Difficilement bridé, sellé, puis maintenu par le valet, Kalife bondissait, se cabrait, ruait, ondulait, souple, sauvage, magnifique.

Gaspard lui parla ; à sa voix le cheval parut se calmer un peu ; et le cavalier, ayant saisi la bride et mis le pied dans l’étrier, fut tout de suite en selle. Le cheval se mâta d’abord tout debout, comme s’il eût espéré faire un bond en plein espace. Gaspard lui parlait. La bête, de nouveau, voulut s’élancer ; il la retint, et, d’une main lui flatta l’encolure.
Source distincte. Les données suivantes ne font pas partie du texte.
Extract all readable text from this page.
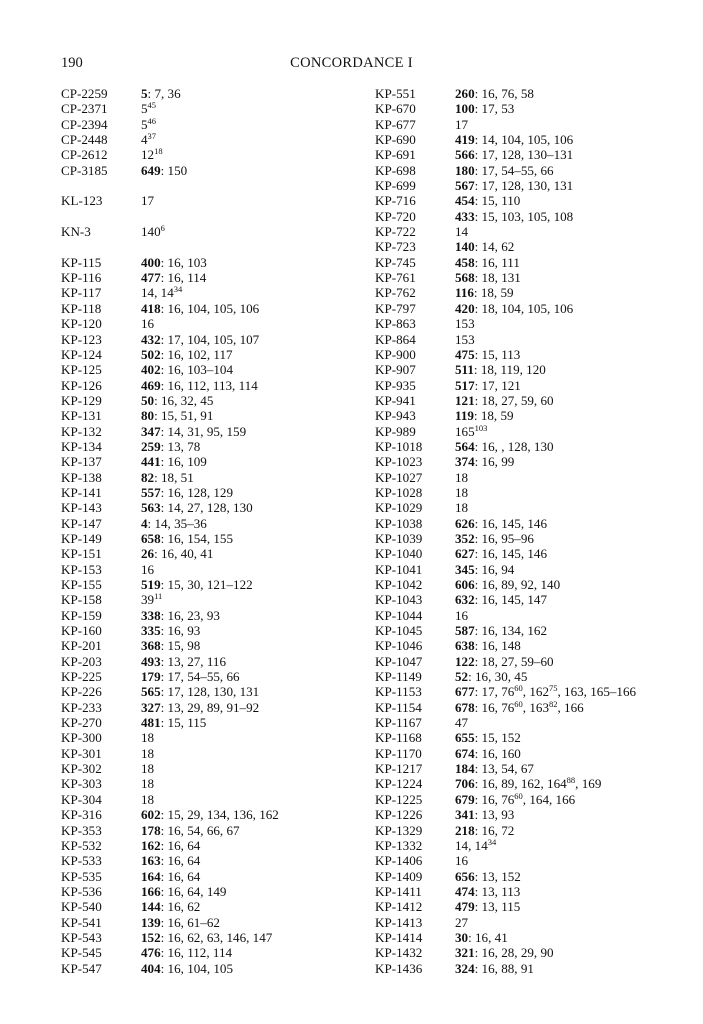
190	CONCORDANCE I
CP-2259	5: 7, 36
CP-2371	$5^{45}$
CP-2394	$5^{46}$
CP-2448	$4^{37}$
CP-2612	$12^{18}$
CP-3185	649: 150
KL-123	17
KN-3	$140^6$
KP-115	400: 16, 103
KP-116	477: 16, 114
KP-117	14, $14^{34}$
KP-118	418: 16, 104, 105, 106
KP-120	16
KP-123	432: 17, 104, 105, 107
KP-124	502: 16, 102, 117
KP-125	402: 16, 103–104
KP-126	469: 16, 112, 113, 114
KP-129	50: 16, 32, 45
KP-131	80: 15, 51, 91
KP-132	347: 14, 31, 95, 159
KP-134	259: 13, 78
KP-137	441: 16, 109
KP-138	82: 18, 51
KP-141	557: 16, 128, 129
KP-143	563: 14, 27, 128, 130
KP-147	4: 14, 35–36
KP-149	658: 16, 154, 155
KP-151	26: 16, 40, 41
KP-153	16
KP-155	519: 15, 30, 121–122
KP-158	$39^{11}$
KP-159	338: 16, 23, 93
KP-160	335: 16, 93
KP-201	368: 15, 98
KP-203	493: 13, 27, 116
KP-225	179: 17, 54–55, 66
KP-226	565: 17, 128, 130, 131
KP-233	327: 13, 29, 89, 91–92
KP-270	481: 15, 115
KP-300	18
KP-301	18
KP-302	18
KP-303	18
KP-304	18
KP-316	602: 15, 29, 134, 136, 162
KP-353	178: 16, 54, 66, 67
KP-532	162: 16, 64
KP-533	163: 16, 64
KP-535	164: 16, 64
KP-536	166: 16, 64, 149
KP-540	144: 16, 62
KP-541	139: 16, 61–62
KP-543	152: 16, 62, 63, 146, 147
KP-545	476: 16, 112, 114
KP-547	404: 16, 104, 105
KP-551	260: 16, 76, 58
KP-670	100: 17, 53
KP-677	17
KP-690	419: 14, 104, 105, 106
KP-691	566: 17, 128, 130–131
KP-698	180: 17, 54–55, 66
KP-699	567: 17, 128, 130, 131
KP-716	454: 15, 110
KP-720	433: 15, 103, 105, 108
KP-722	14
KP-723	140: 14, 62
KP-745	458: 16, 111
KP-761	568: 18, 131
KP-762	116: 18, 59
KP-797	420: 18, 104, 105, 106
KP-863	153
KP-864	153
KP-900	475: 15, 113
KP-907	511: 18, 119, 120
KP-935	517: 17, 121
KP-941	121: 18, 27, 59, 60
KP-943	119: 18, 59
KP-989	$165^{103}$
KP-1018 564: 16, , 128, 130
KP-1023 374: 16, 99
KP-1027 18
KP-1028 18
KP-1029 18
KP-1038 626: 16, 145, 146
KP-1039 352: 16, 95–96
KP-1040 627: 16, 145, 146
KP-1041 345: 16, 94
KP-1042 606: 16, 89, 92, 140
KP-1043 632: 16, 145, 147
KP-1044 16
KP-1045 587: 16, 134, 162
KP-1046 638: 16, 148
KP-1047 122: 18, 27, 59–60
KP-1149	52: 16, 30, 45
KP-1153	677: 17, $76^{60}$, $162^{75}$, 163, 165–166
KP-1154	678: 16, $76^{60}$, $163^{82}$, 166
KP-1167	47
KP-1168	655: 15, 152
KP-1170	674: 16, 160
KP-1217 184: 13, 54, 67
KP-1224 706: 16, 89, 162, $164^{88}$, 169
KP-1225 679: 16, $76^{60}$, 164, 166
KP-1226 341: 13, 93
KP-1329 218: 16, 72
KP-1332 14, $14^{34}$
KP-1406 16
KP-1409 656: 13, 152
KP-1411	474: 13, 113
KP-1412 479: 13, 115
KP-1413 27
KP-1414 30: 16, 41
KP-1432 321: 16, 28, 29, 90
KP-1436 324: 16, 88, 91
Les quatre pieds trépidants battirent le sol, puis un pied de devant creusa la terre, fit voler des graviers… Gaspard rendit doucement la main. Ils partirent, flèches vivantes ; s’enfoncèrent, disparurent sous l’ombre de la longue allée. Peu de temps après, on les vit revenir au pas. Kalife semblait se complaire à danser sa promenade, virevoltant vingt fois au gré du cavalier, reprenant un pas tranquille, l’abandonnant tout à coup pour un trot régulier ; puis, à l’ordre du maître, avec qui il avait fait alliance, il quittait la terre des quatre pieds à la fois, et, en retombant, se clouait au sol comme un cheval de bronze.

— Sellez-moi l’alezan ! commanda la comtesse enthousiasmée.

Un quart d’heure plus tard, la dame et le cavalier s’éloignaient côte à côte.

— En vérité, comment avez-vous fait sa conquête ? interrogea-t-elle.

— Comme vous avez fait la mienne, madame ; par la bonté.

Elle leva, sur l’étrange ami qu’elle s’était donné, un regard où se lisait un attendrissement.

— Allons voir, dit-elle, pas très loin d’ici, les ruines du château des Vaulabelle. Il fut à demi détruit par un incendie, il y a quatre ans ; je ne l’ai pas revu encore, car mes amis l’ont quitté sans espoir de retour, leur fortune ne leur permettant pas de le relever.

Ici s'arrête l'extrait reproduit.